Lena watched them go—Wolfen and Zoey, Leo and Derek and Jordan, Dave shuffling after them with more energy than he'd shown in weeks. Then she looked at Eva and Maya.

"You go. I'll look after the cabin. Someone should be here when you get back."

Eva nodded once. "Come on, Maya."

They walked out together, leaving Lena standing in the doorway, her eyes on Jordan's retreating back.

She watched until the forest swallowed him, then turned back inside.

The cabin was very quiet.

---

Lily's Facility

Bill adjusted his glasses, staring at the sample under the microscope. Lily's blood was... wrong. Not just infected—black. The cells didn't look like cells anymore. They looked like something else. Something that was slowly consuming everything it touched.

"There's no antidote." Lily's head was down on her arms, her voice muffled. "Stop trying, kid."

Bill's eyebrows rose. "Excuse me? 'Kid'?"

Lily lifted her head just enough to squint at him. "Yes. Kid."

"I'm twenty-seven."

"And I'm a hundred and nine." She dropped her head back onto her arms. "So. Kid."

Bill opened his mouth to argue, then closed it. The math was, admittedly, not in his favor. He turned back to the microscope.

"But I'm not giving up." His voice was quiet, but firm.

Lily watched him through half-closed eyes. The kid—Bill, she corrected herself, his name was Bill—had been working for hours. Maybe days. She'd lost track. He'd taken samples, run tests, cross-referenced data, and every time he came back with nothing, he just... started again.

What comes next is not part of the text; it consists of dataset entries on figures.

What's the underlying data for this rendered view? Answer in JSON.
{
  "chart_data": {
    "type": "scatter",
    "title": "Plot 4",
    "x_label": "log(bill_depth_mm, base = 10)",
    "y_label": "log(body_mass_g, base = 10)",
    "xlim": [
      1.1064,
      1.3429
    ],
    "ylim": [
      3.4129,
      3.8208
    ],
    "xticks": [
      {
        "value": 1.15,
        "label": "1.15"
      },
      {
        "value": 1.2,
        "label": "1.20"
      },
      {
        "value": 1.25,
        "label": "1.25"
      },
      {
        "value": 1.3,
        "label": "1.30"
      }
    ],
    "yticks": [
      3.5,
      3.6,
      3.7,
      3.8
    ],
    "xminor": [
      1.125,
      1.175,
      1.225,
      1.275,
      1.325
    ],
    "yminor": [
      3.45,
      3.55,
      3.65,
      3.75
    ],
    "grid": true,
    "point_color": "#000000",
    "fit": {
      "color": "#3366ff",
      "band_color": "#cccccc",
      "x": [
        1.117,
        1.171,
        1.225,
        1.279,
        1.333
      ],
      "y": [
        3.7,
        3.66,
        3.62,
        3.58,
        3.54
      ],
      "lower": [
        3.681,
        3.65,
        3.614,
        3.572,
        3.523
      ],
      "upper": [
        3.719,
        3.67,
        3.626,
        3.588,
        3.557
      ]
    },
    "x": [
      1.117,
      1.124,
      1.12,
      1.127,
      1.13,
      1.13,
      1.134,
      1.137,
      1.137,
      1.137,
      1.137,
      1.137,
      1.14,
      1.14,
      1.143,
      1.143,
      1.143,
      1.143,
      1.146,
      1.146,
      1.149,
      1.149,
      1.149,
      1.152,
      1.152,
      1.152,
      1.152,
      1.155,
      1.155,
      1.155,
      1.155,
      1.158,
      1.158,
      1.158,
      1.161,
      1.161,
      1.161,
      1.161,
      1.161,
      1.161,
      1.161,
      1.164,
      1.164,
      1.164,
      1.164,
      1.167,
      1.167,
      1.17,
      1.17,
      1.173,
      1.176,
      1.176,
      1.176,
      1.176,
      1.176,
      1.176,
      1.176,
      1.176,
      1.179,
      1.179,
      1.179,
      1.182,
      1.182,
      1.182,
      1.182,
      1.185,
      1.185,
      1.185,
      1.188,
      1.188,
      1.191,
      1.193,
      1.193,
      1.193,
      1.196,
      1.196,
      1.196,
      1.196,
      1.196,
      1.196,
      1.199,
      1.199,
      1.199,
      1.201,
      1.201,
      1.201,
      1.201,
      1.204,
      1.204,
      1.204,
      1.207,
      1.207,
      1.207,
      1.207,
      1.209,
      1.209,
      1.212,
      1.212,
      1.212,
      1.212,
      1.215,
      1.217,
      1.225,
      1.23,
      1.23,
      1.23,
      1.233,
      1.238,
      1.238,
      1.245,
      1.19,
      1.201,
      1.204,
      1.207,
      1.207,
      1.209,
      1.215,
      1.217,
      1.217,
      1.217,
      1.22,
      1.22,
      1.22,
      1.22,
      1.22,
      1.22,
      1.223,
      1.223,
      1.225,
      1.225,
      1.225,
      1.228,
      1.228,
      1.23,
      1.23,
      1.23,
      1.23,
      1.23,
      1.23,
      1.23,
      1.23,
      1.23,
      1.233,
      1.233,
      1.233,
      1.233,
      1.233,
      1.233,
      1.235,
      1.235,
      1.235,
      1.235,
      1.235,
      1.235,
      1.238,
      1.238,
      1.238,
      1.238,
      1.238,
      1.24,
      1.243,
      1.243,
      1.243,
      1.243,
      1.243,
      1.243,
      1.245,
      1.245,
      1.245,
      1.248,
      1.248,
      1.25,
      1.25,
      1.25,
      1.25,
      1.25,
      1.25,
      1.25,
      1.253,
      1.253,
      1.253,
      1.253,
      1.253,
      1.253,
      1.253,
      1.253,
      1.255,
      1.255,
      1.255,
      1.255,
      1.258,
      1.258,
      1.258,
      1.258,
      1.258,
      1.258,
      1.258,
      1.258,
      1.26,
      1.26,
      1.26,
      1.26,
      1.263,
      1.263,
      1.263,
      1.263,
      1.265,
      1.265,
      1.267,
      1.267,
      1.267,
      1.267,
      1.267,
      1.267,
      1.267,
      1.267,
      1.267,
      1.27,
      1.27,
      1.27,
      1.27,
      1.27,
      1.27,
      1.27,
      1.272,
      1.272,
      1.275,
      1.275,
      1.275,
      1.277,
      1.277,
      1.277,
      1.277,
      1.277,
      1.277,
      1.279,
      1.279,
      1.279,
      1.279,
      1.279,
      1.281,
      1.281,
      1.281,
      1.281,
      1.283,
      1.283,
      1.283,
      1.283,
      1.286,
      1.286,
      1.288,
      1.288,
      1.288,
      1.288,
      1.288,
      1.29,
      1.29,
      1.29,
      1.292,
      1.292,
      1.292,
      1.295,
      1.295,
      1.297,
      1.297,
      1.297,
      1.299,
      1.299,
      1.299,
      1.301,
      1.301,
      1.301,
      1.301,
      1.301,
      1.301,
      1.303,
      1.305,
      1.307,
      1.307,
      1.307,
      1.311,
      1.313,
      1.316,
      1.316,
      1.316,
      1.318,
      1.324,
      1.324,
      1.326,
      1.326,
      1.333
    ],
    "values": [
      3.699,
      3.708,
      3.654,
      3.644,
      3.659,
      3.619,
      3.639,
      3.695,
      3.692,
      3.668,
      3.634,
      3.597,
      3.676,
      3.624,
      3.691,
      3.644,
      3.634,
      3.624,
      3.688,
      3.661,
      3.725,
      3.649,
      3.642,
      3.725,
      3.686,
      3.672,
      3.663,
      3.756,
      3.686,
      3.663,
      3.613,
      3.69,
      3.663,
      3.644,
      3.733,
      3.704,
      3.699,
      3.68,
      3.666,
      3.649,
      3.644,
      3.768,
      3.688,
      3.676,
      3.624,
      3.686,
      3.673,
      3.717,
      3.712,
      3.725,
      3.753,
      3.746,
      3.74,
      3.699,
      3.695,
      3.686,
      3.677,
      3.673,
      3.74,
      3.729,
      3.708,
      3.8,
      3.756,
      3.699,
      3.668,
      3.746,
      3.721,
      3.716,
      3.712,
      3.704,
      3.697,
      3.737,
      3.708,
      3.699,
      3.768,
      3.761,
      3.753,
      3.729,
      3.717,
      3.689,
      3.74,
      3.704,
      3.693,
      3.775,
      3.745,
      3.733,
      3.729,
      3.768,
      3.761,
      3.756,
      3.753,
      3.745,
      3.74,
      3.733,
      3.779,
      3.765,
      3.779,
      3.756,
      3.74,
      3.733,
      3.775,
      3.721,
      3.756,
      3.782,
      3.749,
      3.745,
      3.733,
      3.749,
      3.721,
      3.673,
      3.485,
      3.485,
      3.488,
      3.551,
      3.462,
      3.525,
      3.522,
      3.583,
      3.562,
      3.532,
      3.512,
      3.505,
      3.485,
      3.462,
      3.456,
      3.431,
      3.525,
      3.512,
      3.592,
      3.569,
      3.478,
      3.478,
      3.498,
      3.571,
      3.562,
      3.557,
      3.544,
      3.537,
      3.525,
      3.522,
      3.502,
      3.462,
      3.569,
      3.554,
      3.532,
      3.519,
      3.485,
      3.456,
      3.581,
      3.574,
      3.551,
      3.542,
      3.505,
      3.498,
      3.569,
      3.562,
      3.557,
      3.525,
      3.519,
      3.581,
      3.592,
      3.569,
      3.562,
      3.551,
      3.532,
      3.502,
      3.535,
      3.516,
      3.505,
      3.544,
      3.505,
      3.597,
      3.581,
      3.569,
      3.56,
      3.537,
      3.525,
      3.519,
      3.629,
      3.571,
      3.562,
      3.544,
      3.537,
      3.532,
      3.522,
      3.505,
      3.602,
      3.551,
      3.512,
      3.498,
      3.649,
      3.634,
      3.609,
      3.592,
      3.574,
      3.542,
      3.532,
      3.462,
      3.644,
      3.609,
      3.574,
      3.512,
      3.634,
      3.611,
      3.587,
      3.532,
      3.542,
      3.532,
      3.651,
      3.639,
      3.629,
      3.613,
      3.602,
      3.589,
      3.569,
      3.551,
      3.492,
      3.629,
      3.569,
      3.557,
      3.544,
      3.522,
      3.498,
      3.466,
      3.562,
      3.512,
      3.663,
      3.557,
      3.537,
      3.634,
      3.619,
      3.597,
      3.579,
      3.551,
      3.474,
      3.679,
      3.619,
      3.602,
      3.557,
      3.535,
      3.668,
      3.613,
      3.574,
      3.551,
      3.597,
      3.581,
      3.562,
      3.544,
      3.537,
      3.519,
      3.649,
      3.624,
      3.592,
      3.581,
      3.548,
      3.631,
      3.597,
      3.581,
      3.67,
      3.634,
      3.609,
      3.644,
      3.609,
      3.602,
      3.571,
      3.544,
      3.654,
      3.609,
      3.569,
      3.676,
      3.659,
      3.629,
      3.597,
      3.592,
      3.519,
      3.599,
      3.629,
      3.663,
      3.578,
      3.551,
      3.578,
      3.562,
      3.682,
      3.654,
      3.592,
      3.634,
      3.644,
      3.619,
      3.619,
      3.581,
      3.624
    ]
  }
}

He didn't sigh. Didn't complain. Didn't throw things like Henry did when experiments failed. Just reset and began.

"Fine," she muttered. "Bring me coffee."

She lit a cigarette, the smoke curling up toward the ceiling. Bill nodded, already heading for the door.

"Black, no sugar, right?"

Lily blinked. "How do you know that?"

Bill shrugged, already halfway out the door. "I notice things."

He disappeared down the corridor.

Lily stared at the empty doorway for a long moment. Then she shook her head and leaned back in her chair, closing her eyes.

Twenty-seven years old. Not a kid at all.

I notice things, he'd said.

She wondered what else he noticed. The way her hands shook sometimes. The way she couldn't finish a cigarette anymore without coughing. The way she looked at the photograph of Eva on her shelf when she thought no one was watching.

She opened her eyes and looked at the ceiling.

Find the lab, she'd written. You don't have to do anything.

She'd meant it when she wrote it. She'd meant every word.

But she knew her sister.

Eva would find the lab. Eva would burn it to the ground. And Eva would be there, standing beside her, when the clock finally ran out.

The cigarette burned down to her fingers. She didn't feel it.

She was already thinking about the next letter.